Akşam yatıyoruz bir kabusla, sabah kalkıyoruz bir başka kabus karşımızda. Gün geçmiyor ki ‘‘bu kadarı da olmaz’’ dediğimiz bir şey daha olmuş olmasın… Kayyımlarla seçmen iradesi kıyımı sürerken, şimdi de çocukların sıcak yuvalarına kilit sallandı; belediyelerin kreş ve gündüz bakımevi açmaları engellenmek, mevcutları kapatılmak isteniyor…
‘‘Tanrım sen aklıma mukayyet ol’’ desem, kaldığından emin değilim artık.
Yıl 1990, İstanbul’da oturuyoruz. Kızımız 2 yaşında, gündüzleri mahalleden bir komşu bakıyor. Bir gün ‘‘Evimiz yıkılacak, taşınacağız’’ dediler ve kısa süre sonra uzak bir ilçeye gittiler. Çocuğa bakmak için plansız olarak yıllık izne çıktım. İzin süresinin sonuna yaklaştım ama yeni bakıcı bulamadık, arayış sürüyor. Günden güne artan bir stresteyiz. İl Sağlık Müdürlüğü’nden, oturduğumuz ve çalıştığımız semtlerde, özel ve resmi ne kadar kreş varsa telefonlarını istedim. ‘‘Onların kayıtları Çocuk Esirgeme Kurumu’nda’’ deyip telefon numarasını verdiler. Aradım, durumumuzu anlattım. ‘’Size yakın, bizim gündüz bakımevimiz var. Gidip bir görüşün. Boş yer olabilir’’ dediler. Kucağımda çocuk dayandım kapıya. Müdür, yardımcısı, birlikte görüştük. Şartlarımız tutmuyor. Kabul için çocuğun en az 3 yaşında olması gerekiyor. Biz 2.5 yaşına geldik geliyoruz.
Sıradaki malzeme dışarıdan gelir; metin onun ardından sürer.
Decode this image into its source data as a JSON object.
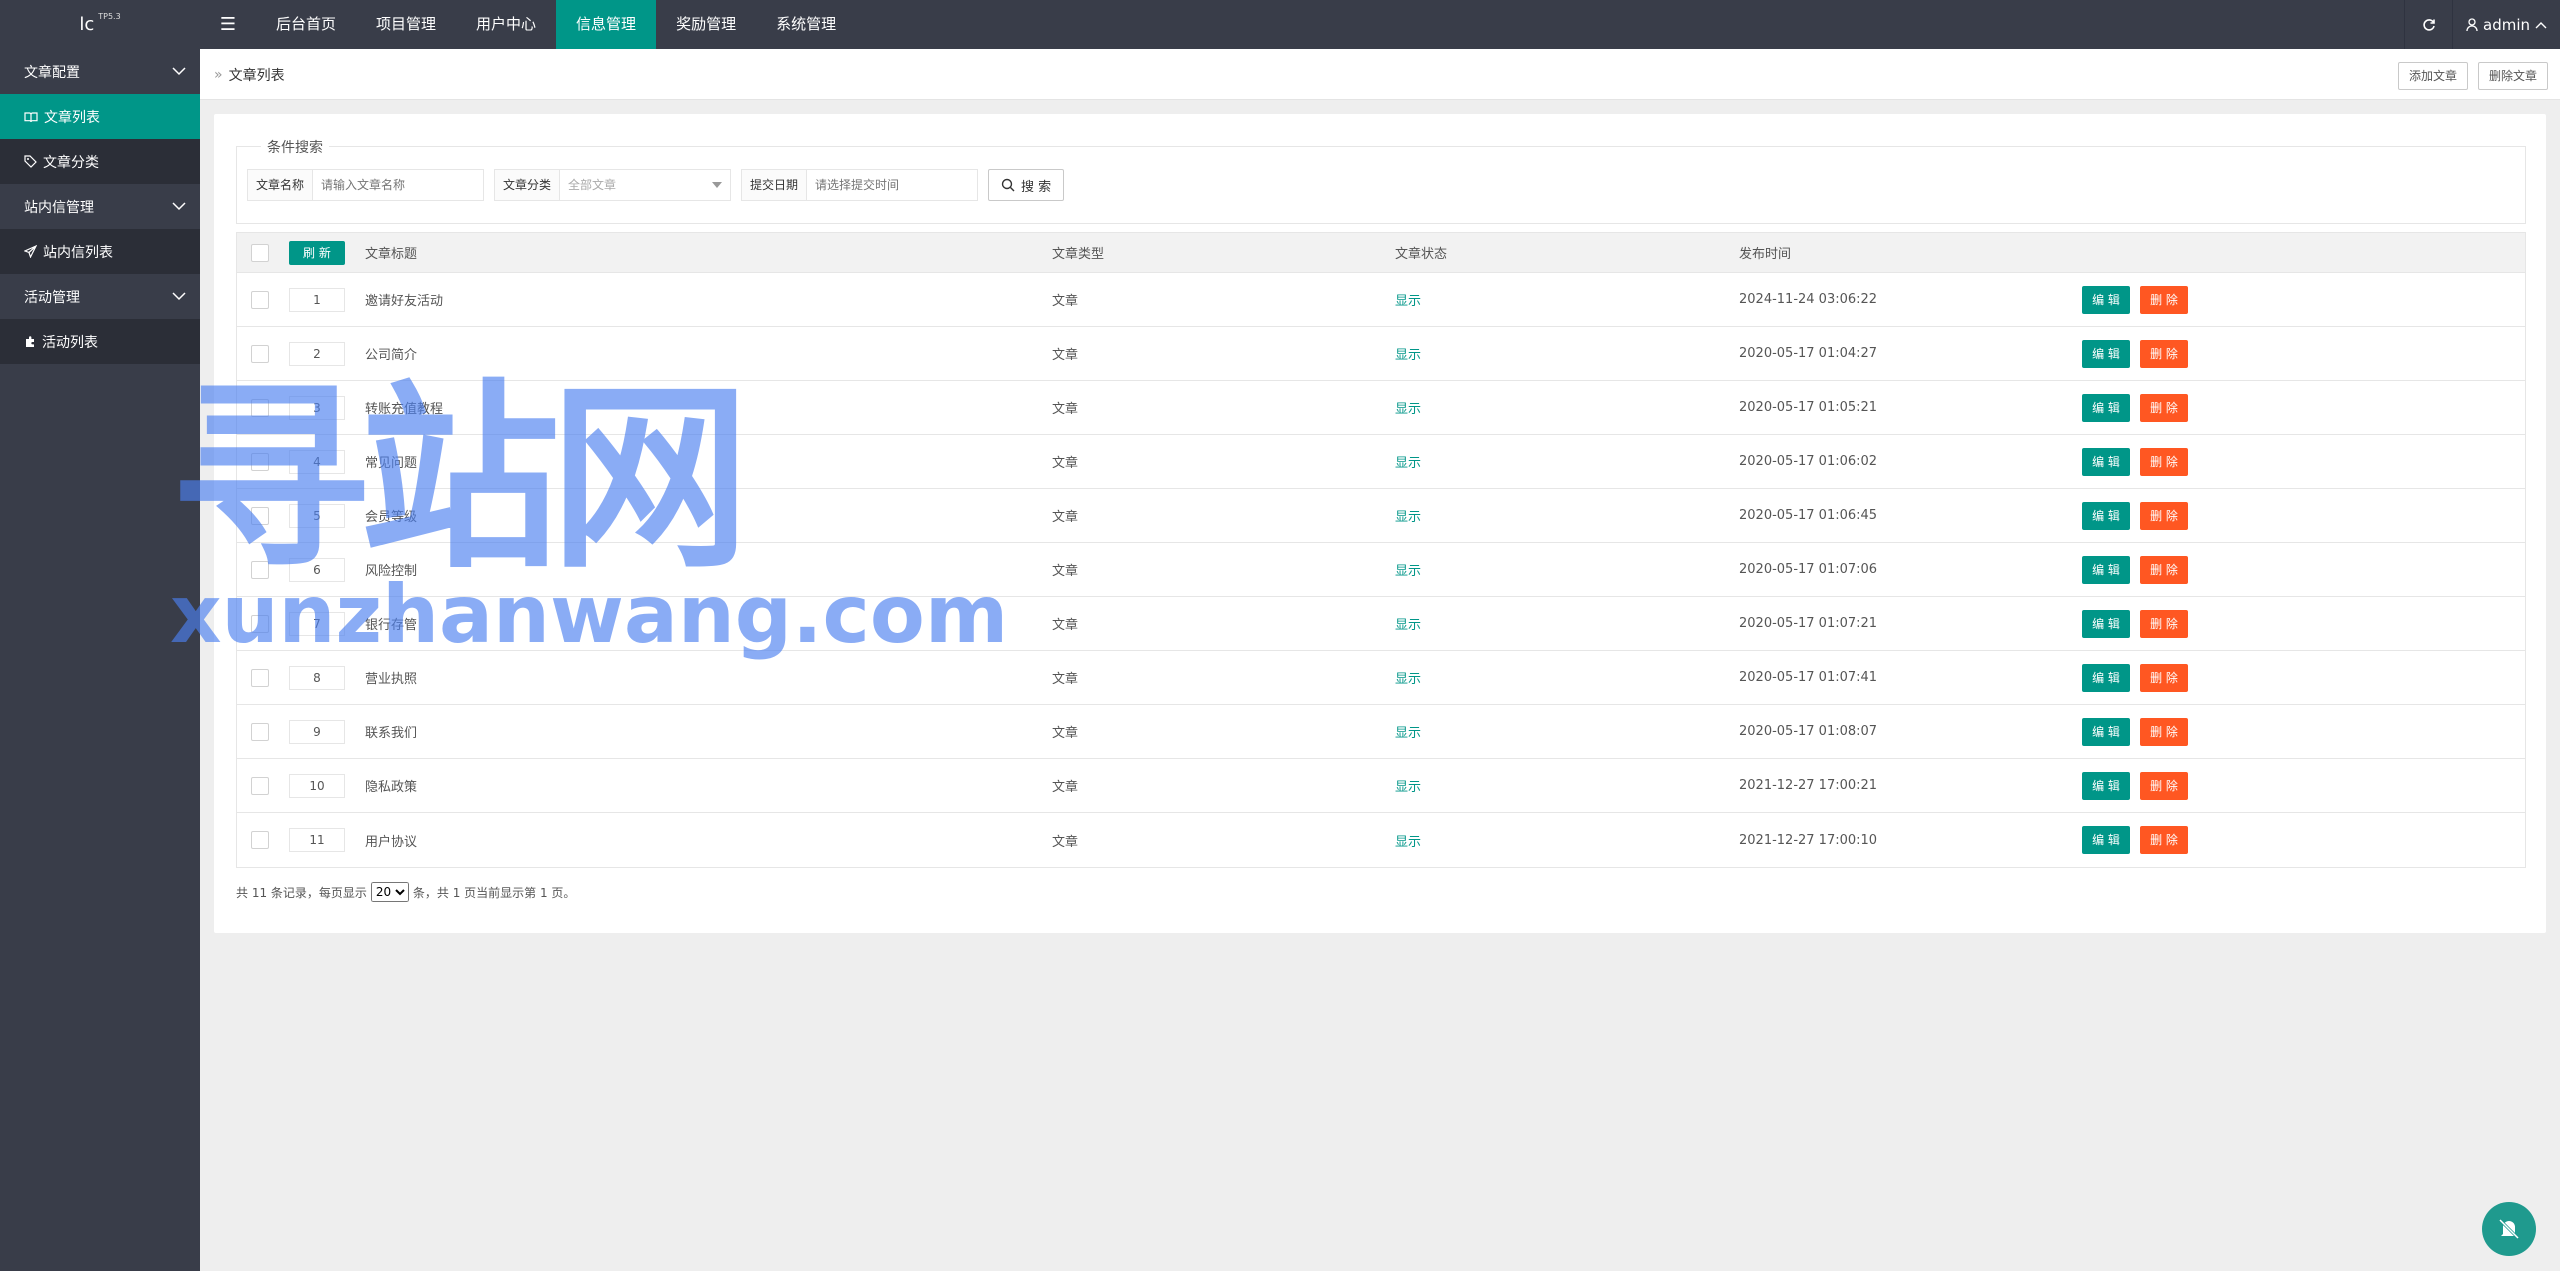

Tuvalet, yeme içme, uyumsuzluk gibi sorun olmadığını söyledim; ‘‘Çaresizim’’ dedim. Biraz çocukla konuştular. Açmazda kalmanın sessizliği oldu bir süre. Sonra aralarında bakışıp ‘‘Ne yapalım, alalım’’ dediler, ‘‘Hatta çocuğu bize bırak, acil evrakı daha çabuk toparlarsın.’’ Hep minnettar kaldığım, katı bürokrat tutumu yerine bir çocuk için kuralı esnetebilen insan gibi iki insan.
Antalya’da evimizin hemen yanında Büyükşehir Belediyesi’nin kreş ve gündüz bakımevlerinden biri var. Çocuk teslimi ya da alma saatlerinde önünden geçerken, iş elbisesi ile işe koşuşturmaya hazır anneleri babaları görünce, o günler zihnimde canlanıyor. Antalya Büyükşehir ile Muratpaşa belediyelerinin çocuk kabul koşullarına baktım, alt gelir
grubu öncelikli. Buralardaki beslenme programlarına göz attım; çocukların çoğunun evlerinde olmayan bir düzey.
Milli Eğitim Bakanlığı, ne hikmetse tam 17 yıl sonra, Anayasa Mahkemesi’nin 2007’de verdiği, belediyelerin eğitim öğretim sayılacak anasınıfı ve anaokulu açmak gibi faaliyetlerde bulunamayacağına ilişkin kararını fark ediyor. Çevre ve Şehircilik bakanlıklarını uyarıyor, ‘‘bunları durdurun’’ diye. Sonra valiliklere uyarı yazısı gönderiliyor. Hem de tarikatlarla ve Diyanet’le işbirliği sözleşmeleri imzalanıp 3-5 yaş arası çocukların beyinlerine korku pompalatılan bir dönemde.
Bünyesindeki okulları temizleyemeyen, o okulların bünyesinde yeterince ana sınıfı açamayan, kadro veremeyen bir kurumun kararı bu olmamalı, olamaz. Kuşkulu bulduğun bir durum varsa incelersin; bina yeterliliğine, kadrolara, beslenmeye, eğitim araç gereçlerine bakarsın. Eksik görürsen ‘‘şu sürede eksiklerini tamamla’’ dersin.
Tamamlanmazsa, el koyar sen işletirsin. Kilit vurmak, çocukları ve aileleri böyle bir olanaktan mahrum bırakmak ise en hafifiyle halt etmektir, ülkenin geleceğine ihanettir.
Anayasa Mahkemesi’nin kararı idare ile ilgili, ortada bir hak ihlali-kaybı yok, bir kararname ile aşılır! Yeter ki kalplerde kötülük yerine iyilik meleği gezinsin.